Paul Skenes pulled after pitching 7 no-hit innings

Doubt it, although he'd be extremely valuable. He's probably the best young arm in baseball and you don't to blow his arm out.
2 more innings in one game were he has a no hitter going aint going to blow the guys arm out...
 
WTF happened to pitchers like Koufax, Denny McClain, and countless others after going 300 or more innings a season?
koufax said he hurt his elbow playing basketball in HS during a fall on it .....pitching just brought the injury on.....otherwise he may never have had a bad arm....
 
yea thats great, but when a pitcher has no hitter going into the 7-8th inning he should be able to go the whole game....that doesnt happen that often....2 more innings aint going to hurt the guy,,,
He had 2 more full innings left and was at 99 pitches. I watched the manager interview and he said that he and the pitching coach saw Skenes wearing down. Kudos to those coaches, Skenes is lucky to be on that team.
 
koufax said he hurt his elbow playing basketball in HS during a fall on it .....pitching just brought the injury on.....otherwise he may never have had a bad arm....
36 percent of MLB pitchers have had at least one Tommy John surgery. Today's pitchers all throw harder than pitchers from the past. There is a huge difference in torque on the arm when you go from 85 mph to 95 mph.
 
He had 2 more full innings left and was at 99 pitches. I watched the manager interview and he said that he and the pitching coach saw Skenes wearing down. Kudos to those coaches, Skenes is lucky to be on that team.
yea Ryan used to say he was getting tired too but he wanted to go on.........if they hit him in the 8th then pull him...
 
2 more innings in one game were he has a no hitter going aint going to blow the guys arm out...
Not how the decision is made.

Skenes may take no- and one-hitters into the 7th inning several more times this season. Because that's how good he is.

Gonna let him throw 120 or 130 pitches in those outings, too?

It's a set policy, and they follow it. If Skenes starts looking tired in the 5th inning, they will pull him in the 5th inning.

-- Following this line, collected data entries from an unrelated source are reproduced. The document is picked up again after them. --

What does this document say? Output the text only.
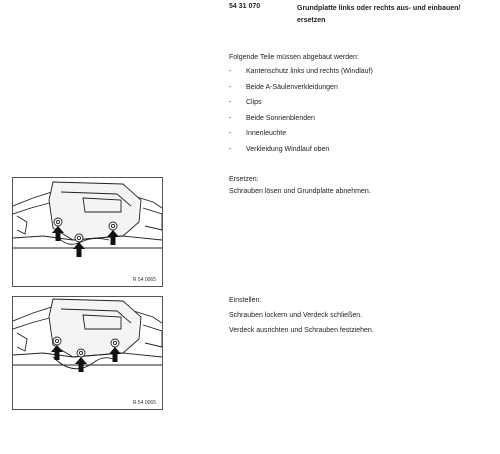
54 31 070	Grundplatte links oder rechts aus- und einbauen/ ersetzen
Folgende Teile müssen abgebaut werden:
- Kantenschutz links und rechts (Windlauf)
- Beide A-Säulenverkleidungen
- Clips
- Beide Sonnenblenden
- Innenleuchte
- Verkleidung Windlauf oben
Ersetzen:
Schrauben lösen und Grundplatte abnehmen.
Einstellen:
Schrauben lockern und Verdeck schließen.
Verdeck ausrichten und Schrauben festziehen.
R 54 0065
R 54 0065
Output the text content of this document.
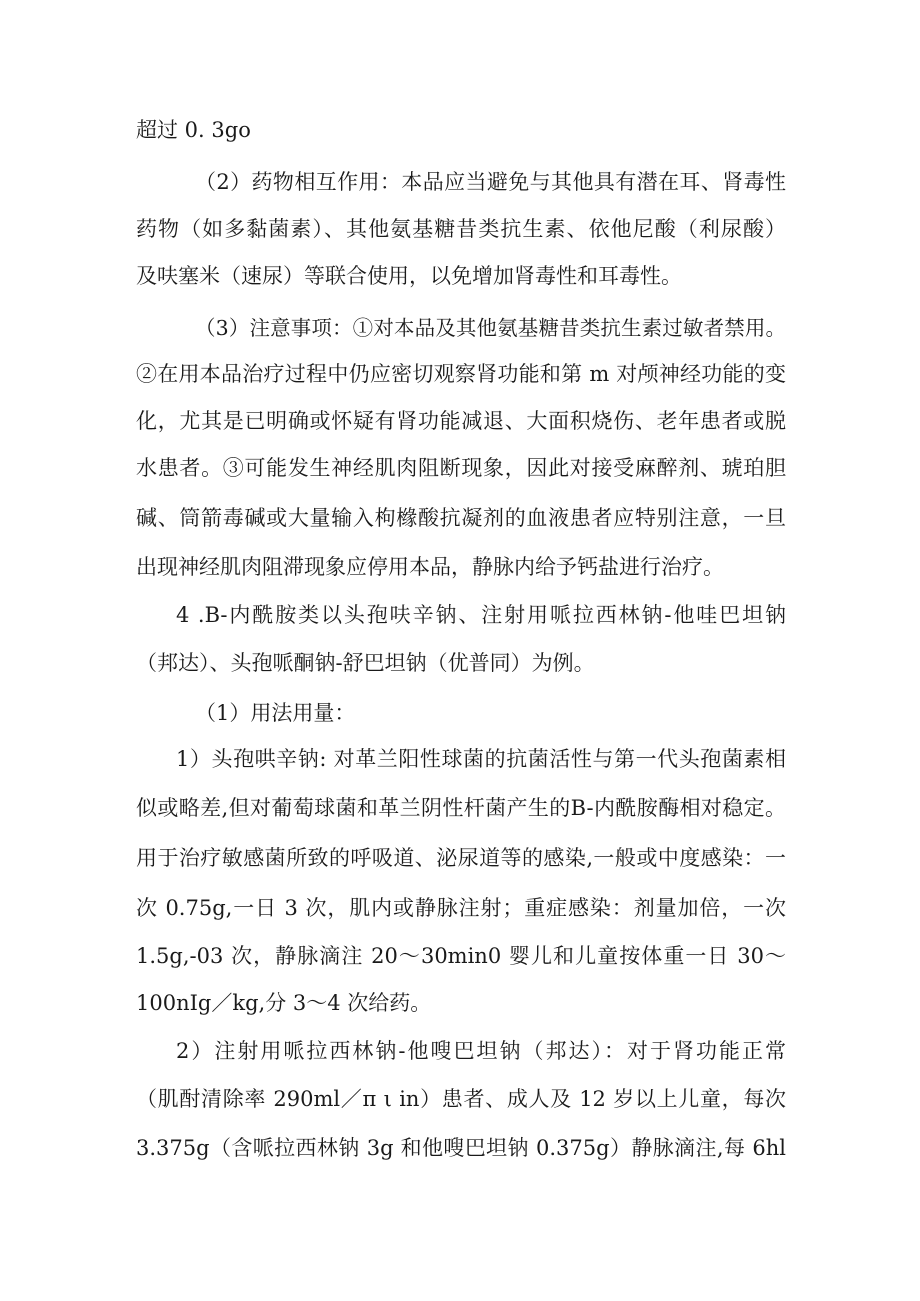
超过 0. 3go
（2）药物相互作用：本品应当避免与其他具有潜在耳、肾毒性
药物（如多黏菌素）、其他氨基糖昔类抗生素、依他尼酸（利尿酸）
及呋塞米（速尿）等联合使用，以免增加肾毒性和耳毒性。
（3）注意事项：①对本品及其他氨基糖昔类抗生素过敏者禁用。
②在用本品治疗过程中仍应密切观察肾功能和第 m 对颅神经功能的变
化，尤其是已明确或怀疑有肾功能减退、大面积烧伤、老年患者或脱
水患者。③可能发生神经肌肉阻断现象，因此对接受麻醉剂、琥珀胆
碱、筒箭毒碱或大量输入枸橼酸抗凝剂的血液患者应特别注意，一旦
出现神经肌肉阻滞现象应停用本品，静脉内给予钙盐进行治疗。
4 .B-内酰胺类以头孢呋辛钠、注射用哌拉西林钠-他哇巴坦钠
（邦达）、头孢哌酮钠-舒巴坦钠（优普同）为例。
（1）用法用量：
1）头孢哄辛钠: 对革兰阳性球菌的抗菌活性与第一代头孢菌素相
似或略差,但对葡萄球菌和革兰阴性杆菌产生的B-内酰胺酶相对稳定。
用于治疗敏感菌所致的呼吸道、泌尿道等的感染,一般或中度感染：一
次 0.75g,一日 3 次，肌内或静脉注射；重症感染：剂量加倍，一次
1.5g,-03 次，静脉滴注 20～30min0 婴儿和儿童按体重一日 30～
100nIg／kg,分 3～4 次给药。
2）注射用哌拉西林钠-他嗖巴坦钠（邦达）：对于肾功能正常
（肌酎清除率 290ml／π ι in）患者、成人及 12 岁以上儿童，每次
3.375g（含哌拉西林钠 3g 和他嗖巴坦钠 0.375g）静脉滴注,每 6hl
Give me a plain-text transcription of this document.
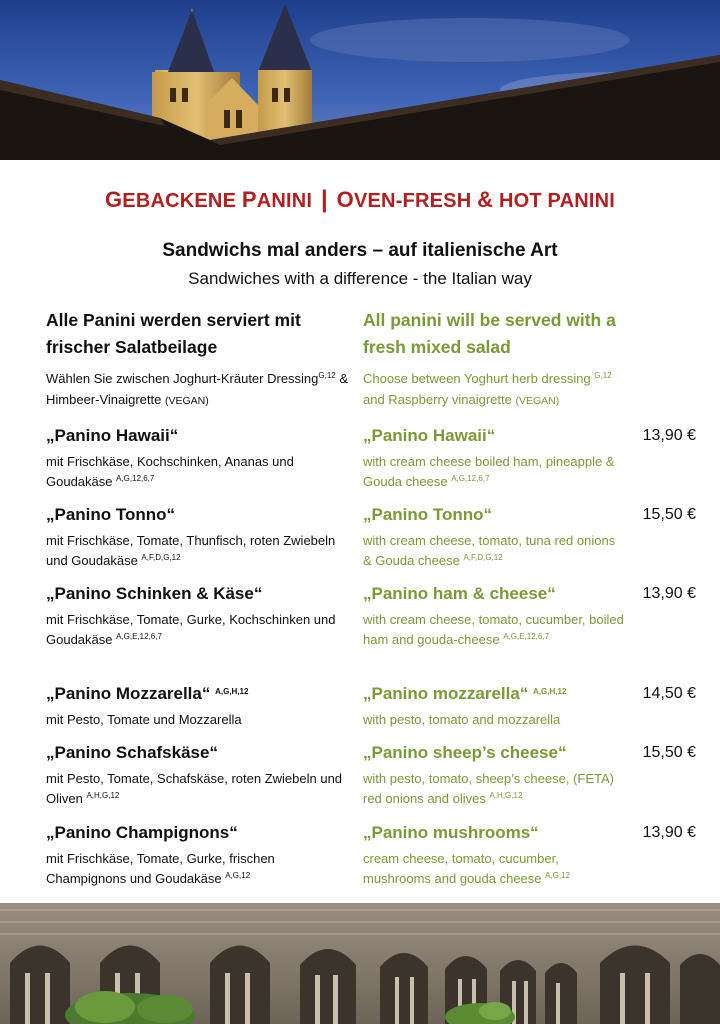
GEBACKENE PANINI | OVEN-FRESH & HOT PANINI
Sandwichs mal anders – auf italienische Art
Sandwiches with a difference - the Italian way
Alle Panini werden serviert mit frischer Salatbeilage
All panini will be served with a fresh mixed salad
Wählen Sie zwischen Joghurt-Kräuter Dressing$^{G,12}$ & Himbeer-Vinaigrette (VEGAN)
Choose between Yoghurt herb dressing $^{G,12}$
and Raspberry vinaigrette (VEGAN)
„Panino Hawaii“
mit Frischkäse, Kochschinken, Ananas und Goudakäse $^{A,G,12,6,7}$
„Panino Hawaii“
with cream cheese boiled ham, pineapple & Gouda cheese $^{A,G,12,6,7}$
13,90 €
„Panino Tonno“
mit Frischkäse, Tomate, Thunfisch, roten Zwiebeln und Goudakäse $^{A,F,D,G,12}$
„Panino Tonno“
with cream cheese, tomato, tuna red onions & Gouda cheese $^{A,F,D,G,12}$
15,50 €
„Panino Schinken & Käse“
mit Frischkäse, Tomate, Gurke, Kochschinken und Goudakäse $^{A,G,E,12,6,7}$
„Panino ham & cheese“
with cream cheese, tomato, cucumber, boiled ham and gouda-cheese $^{A,G,E,12,6,7}$
13,90 €
„Panino Mozzarella“ $^{A,G,H,12}$
mit Pesto, Tomate und Mozzarella
„Panino mozzarella“ $^{A,G,H,12}$
with pesto, tomato and mozzarella
14,50 €
„Panino Schafskäse“
mit Pesto, Tomate, Schafskäse, roten Zwiebeln und Oliven $^{A,H,G,12}$
„Panino sheep’s cheese“
with pesto, tomato, sheep’s cheese, (FETA) red onions and olives $^{A,H,G,12}$
15,50 €
„Panino Champignons“
mit Frischkäse, Tomate, Gurke, frischen Champignons und Goudakäse $^{A,G,12}$
„Panino mushrooms“
cream cheese, tomato, cucumber, mushrooms and gouda cheese $^{A,G,12}$
13,90 €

If he reaches 100 pitches after 4 innings, then they will pull him after 4 innings.
 
36 percent of MLB pitchers have had at least one Tommy John surgery. Today's pitchers all throw harder than pitchers from the past. There is a huge difference in torque on the arm when you go from 85 mph to 95 mph.

Feller threw 100. Nobody wanted to get hit by a Gibson fast ball.
 
36 percent of MLB pitchers have had at least one Tommy John surgery. Today's pitchers all throw harder than pitchers from the past. There is a huge difference in torque on the arm when you go from 85 mph to 95 mph.
so then with your mind set we will never see another pitcher throw a no hitter....right?....
 
Feller threw 100.
Which at the time made him a unicorn.

Today, every team has a few guys who throw 98+. My last place Cubs have 4, and a couple on the IL.

So today's pitchers have to do more than throw hard. They have to spin it up there, too.
 
36 percent of MLB pitchers have had at least one Tommy John surgery. Today's pitchers all throw harder than pitchers from the past. There is a huge difference in torque on the arm when you go from 85 mph to 95 mph.
and many of these kids are 6'6 230 pounds like skenes....a lot bigger and stronger thats why they throw 10 mph faster than the players in the past....one game aint going to destroy the kid........
 
Which at the time made him a unicorn.

Today, every team has a few guys who throw 98+. My last place Cubs have 4, and a couple on the IL.

So today's pitchers have to do more than throw hard. They have to spin it up there, too.

All Maddux needed was control.
 
Point of note:

Athletes have not become more "genetically superior" in a span of 30 or 40 years.

One big reason we have so many pitchers who can throw 98 mph with a 90 mph sweeper pitch to back it up is that they spend years pushing their bodies to the absolute limits. Not because they fell out of the womb throwing 90, like Nolan Ryan.



This is what the game dictates now. The competition level is simply higher than it once was.
 
Very true. Where are all the other Greg Madduxes, throwing 84 mph sinkers? They are in single A ball with 6.00+ ERAs. Maddux was a unicorn.

If it was about arms, they never would have instituted the pitch clock.

Rushing a pitcher will hurt far more than an extra two innings.
 
If it was about arms, they never would have instituted the pitch clock.


The Managers of MLB teams did not make that decision. MLB did, and the players union made a concession in allowing it to get other things they wanted.